Benchè il sashimi sia in genere la prima portata, non c'è un ordine preciso da seguire. Potete tranquillamente alternare i vari tipi di sushi secondo il vostro gusto, considerando soltanto che è meglio cominciare dal sushi arrotolato perchè col passare del tempo le alghe nori, essendo a contatto col riso, si inumidiscono. Per meglio gustare i sapori, sarebbe opportuno consumare prima il sushi di pesce bianco, più delicato, e poi passare a quello preparato con tonno o con pesce azzurro. Il sashimi si mangia con le bacchette: prendete le fettine una per una e intingetele appena nella salsa di soia, nella quale avrete sciolto una punta di wasabi.
Il sushi invece potete anche mangiarlo con le mani: ricordate che è nato per essere consumato per strada. prendete un nigiri con la mano destra, tenetelo tra il pollice e l'indice e passatelo velocemente nella salsa dalla parte della guarnizione di pesce. Portatelo alla bocca così, in modo da sentire prima il sapore del pesce e del condimento. Mangiate i pezzetti di sushi in un solo boccone, e non intingeteli mai dalla parte del riso, o vi si disferanno nel piatto.
Non esagerate con salsa di soia e wasabi: servono a esaltare il gusto dei cibi, non a coprirlo o stravolgerlo. Se usate le bacchette, ricordatevi di non portarle alla bocca senza cibo: è contrario all'etichetta.
Non passate mai il cibo dalle vostre bacchette a quelle di un altra persona, perchè questo ricorda la cerimonia della cremazione, durante la quale i parenti si passano le ossa del defunto con le bacchette, prima di metterle nell'urna.
E' sempre meglio distribuire il sushi nei piatti in numero dispari, evitate comunque il numero 4, che non è di buon auspicio secondo la tradizione giapponese. 

mercoledì 31 ottobre 2012

Sushi Chef - Una professione difficile

Volontà e disciplina sono le doti indispensabili per diventare chef di sushi, completate da autocontrollo e forte personalità: i tratti caratteristici di questa "molto onorevole" professione sollecitano facilmente il paragone con i nobili samurai.
Chiunque voglia abbracciarla, deve prevedere di affrontare un lungo apprendistato: aspettare almeno quattro anni prima di poter toccare un coltello, e dieci anni prima di essere chiamato chef.
Durante i primi due anni, un apprendista può soltanto osservare il proprio shokunin (maestro) e intanto svolgere mansioni di lavapiatti o pulire i pavimenti.

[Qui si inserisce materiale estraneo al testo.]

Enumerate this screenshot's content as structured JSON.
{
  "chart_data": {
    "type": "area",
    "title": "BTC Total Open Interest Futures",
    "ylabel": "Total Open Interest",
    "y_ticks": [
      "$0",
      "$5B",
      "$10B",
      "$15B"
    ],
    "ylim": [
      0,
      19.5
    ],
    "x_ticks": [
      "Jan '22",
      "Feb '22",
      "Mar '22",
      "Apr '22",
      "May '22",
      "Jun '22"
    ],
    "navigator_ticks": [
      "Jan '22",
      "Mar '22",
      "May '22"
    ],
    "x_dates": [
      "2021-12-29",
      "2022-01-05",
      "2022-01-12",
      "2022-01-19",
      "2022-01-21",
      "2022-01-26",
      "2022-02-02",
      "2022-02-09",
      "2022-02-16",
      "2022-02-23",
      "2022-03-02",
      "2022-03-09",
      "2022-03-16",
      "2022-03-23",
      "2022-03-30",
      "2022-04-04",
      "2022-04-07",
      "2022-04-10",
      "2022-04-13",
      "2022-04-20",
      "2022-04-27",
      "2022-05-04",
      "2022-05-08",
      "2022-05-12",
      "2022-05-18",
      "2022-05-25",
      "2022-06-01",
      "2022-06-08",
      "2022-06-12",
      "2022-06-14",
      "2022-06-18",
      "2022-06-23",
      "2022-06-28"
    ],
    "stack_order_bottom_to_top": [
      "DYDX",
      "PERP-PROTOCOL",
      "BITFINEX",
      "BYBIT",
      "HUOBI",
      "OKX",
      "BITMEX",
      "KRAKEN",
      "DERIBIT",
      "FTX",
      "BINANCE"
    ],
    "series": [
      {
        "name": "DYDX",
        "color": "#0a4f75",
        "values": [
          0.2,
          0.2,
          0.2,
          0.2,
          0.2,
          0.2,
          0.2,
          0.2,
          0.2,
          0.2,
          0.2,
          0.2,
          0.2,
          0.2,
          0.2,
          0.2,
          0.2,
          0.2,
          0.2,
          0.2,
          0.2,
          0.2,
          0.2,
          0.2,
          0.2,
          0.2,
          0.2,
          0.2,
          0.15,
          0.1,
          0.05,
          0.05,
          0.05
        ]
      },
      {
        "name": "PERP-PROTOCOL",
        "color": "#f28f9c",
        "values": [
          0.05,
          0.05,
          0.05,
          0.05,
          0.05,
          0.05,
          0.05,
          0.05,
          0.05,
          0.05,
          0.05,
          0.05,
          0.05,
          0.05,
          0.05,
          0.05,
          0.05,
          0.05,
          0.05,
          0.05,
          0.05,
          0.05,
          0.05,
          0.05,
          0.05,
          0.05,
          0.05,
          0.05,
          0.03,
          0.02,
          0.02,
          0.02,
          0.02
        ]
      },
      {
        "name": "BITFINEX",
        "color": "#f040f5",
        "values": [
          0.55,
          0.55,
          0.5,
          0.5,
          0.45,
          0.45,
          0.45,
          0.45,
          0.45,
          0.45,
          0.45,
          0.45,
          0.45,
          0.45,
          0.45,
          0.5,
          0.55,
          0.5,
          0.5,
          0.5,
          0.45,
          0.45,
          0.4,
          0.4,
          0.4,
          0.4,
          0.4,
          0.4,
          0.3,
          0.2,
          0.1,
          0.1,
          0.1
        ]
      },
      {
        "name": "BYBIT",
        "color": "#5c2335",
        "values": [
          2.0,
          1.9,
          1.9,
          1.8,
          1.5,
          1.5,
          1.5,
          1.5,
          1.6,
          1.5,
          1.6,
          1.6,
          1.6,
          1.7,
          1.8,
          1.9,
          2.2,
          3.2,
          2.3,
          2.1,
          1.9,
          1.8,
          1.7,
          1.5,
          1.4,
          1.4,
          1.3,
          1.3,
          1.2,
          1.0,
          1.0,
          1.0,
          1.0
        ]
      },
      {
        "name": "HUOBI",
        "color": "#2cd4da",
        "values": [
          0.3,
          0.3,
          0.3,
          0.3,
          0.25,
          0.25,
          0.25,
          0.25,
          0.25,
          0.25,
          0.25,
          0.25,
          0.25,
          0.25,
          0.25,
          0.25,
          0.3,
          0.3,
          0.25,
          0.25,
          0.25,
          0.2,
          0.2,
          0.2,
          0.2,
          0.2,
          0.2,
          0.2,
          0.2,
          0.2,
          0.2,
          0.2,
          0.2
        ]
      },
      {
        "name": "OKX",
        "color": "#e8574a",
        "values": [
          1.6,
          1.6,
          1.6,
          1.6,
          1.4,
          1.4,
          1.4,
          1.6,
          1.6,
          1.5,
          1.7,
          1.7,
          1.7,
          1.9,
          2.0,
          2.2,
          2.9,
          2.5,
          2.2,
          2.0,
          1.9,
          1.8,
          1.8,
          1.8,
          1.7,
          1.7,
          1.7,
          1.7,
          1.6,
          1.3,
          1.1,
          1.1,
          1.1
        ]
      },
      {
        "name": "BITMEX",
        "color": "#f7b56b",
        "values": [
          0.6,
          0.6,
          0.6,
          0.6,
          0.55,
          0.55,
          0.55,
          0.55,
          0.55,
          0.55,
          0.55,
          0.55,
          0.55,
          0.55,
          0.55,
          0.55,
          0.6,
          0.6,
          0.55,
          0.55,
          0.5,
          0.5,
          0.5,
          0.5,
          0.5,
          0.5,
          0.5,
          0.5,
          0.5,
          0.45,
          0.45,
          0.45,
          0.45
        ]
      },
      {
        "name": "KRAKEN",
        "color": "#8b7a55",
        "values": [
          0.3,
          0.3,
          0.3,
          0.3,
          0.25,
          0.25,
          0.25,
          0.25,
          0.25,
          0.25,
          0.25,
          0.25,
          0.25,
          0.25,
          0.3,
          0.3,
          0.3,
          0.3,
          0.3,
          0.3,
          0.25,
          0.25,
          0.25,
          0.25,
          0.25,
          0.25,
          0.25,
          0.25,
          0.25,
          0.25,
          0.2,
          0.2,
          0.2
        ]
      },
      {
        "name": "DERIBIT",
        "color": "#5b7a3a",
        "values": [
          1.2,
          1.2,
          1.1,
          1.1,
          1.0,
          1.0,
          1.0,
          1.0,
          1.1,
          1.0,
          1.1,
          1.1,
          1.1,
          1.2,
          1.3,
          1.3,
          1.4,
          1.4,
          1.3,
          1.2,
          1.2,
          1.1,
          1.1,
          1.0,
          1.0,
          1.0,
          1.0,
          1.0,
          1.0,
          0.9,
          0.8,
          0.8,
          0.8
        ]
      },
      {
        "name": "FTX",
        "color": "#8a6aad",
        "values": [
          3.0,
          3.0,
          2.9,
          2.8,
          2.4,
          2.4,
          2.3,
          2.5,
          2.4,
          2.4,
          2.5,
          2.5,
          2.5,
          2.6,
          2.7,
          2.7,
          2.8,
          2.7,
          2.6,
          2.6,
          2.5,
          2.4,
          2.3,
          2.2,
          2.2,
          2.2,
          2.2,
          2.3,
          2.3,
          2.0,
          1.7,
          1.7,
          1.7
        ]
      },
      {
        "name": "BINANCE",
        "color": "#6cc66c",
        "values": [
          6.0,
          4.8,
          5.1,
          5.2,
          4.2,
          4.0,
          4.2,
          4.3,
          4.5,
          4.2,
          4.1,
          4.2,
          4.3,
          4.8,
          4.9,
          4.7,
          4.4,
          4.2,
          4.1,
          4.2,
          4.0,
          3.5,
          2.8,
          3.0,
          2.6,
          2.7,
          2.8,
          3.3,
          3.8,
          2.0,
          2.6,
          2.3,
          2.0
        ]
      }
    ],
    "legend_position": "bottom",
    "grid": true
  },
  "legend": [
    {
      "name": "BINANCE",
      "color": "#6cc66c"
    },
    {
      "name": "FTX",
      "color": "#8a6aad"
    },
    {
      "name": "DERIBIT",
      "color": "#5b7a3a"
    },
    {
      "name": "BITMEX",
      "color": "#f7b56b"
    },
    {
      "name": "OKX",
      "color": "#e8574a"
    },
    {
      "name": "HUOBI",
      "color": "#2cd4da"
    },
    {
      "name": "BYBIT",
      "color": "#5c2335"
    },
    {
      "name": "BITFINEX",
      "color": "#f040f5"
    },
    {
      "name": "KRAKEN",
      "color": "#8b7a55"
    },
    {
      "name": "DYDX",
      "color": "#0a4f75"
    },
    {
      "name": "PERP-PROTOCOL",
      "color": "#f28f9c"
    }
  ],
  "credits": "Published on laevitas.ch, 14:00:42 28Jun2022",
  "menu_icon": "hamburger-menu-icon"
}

In seguito imparerà la tecnica di cottura del riso, dosando alla perfezione l'aceto e lo zucchero per condirlo; sarà quindi ammesso a fare i maki, e soltanto dopo quattro anni sarà iniziato all'arte del taglio del pesce e della composizione dei sushi.
In questo stesso periodo imparerà anche ad acquistare il pesce al mercato, cosa che richiede molta esperienza, prontezza e attitudine agli acquisti, considerata l'estensione dei mercati in Giappone e la varietà dell'offerta. Oltre a tutto questo e a una certa abilità manuale, è necessario avere senso artistico e una spiccata sensibilità per la decorazione.
Chi arriva in fondo e completa questo duro percorso di formazione è degno di molta considerazione e rispetto.
Quella dello chef di sushi è da sempre una professione maschile: tradizionalmente si riteneva che le mani femminili, avendo mediamente una temperatura più alta, rovinassero il pesce durante la manipolazione. Oggi si tende a considerare un pregiudizio questo modo di vedere le cose, soprattutto fuori dal Giappone.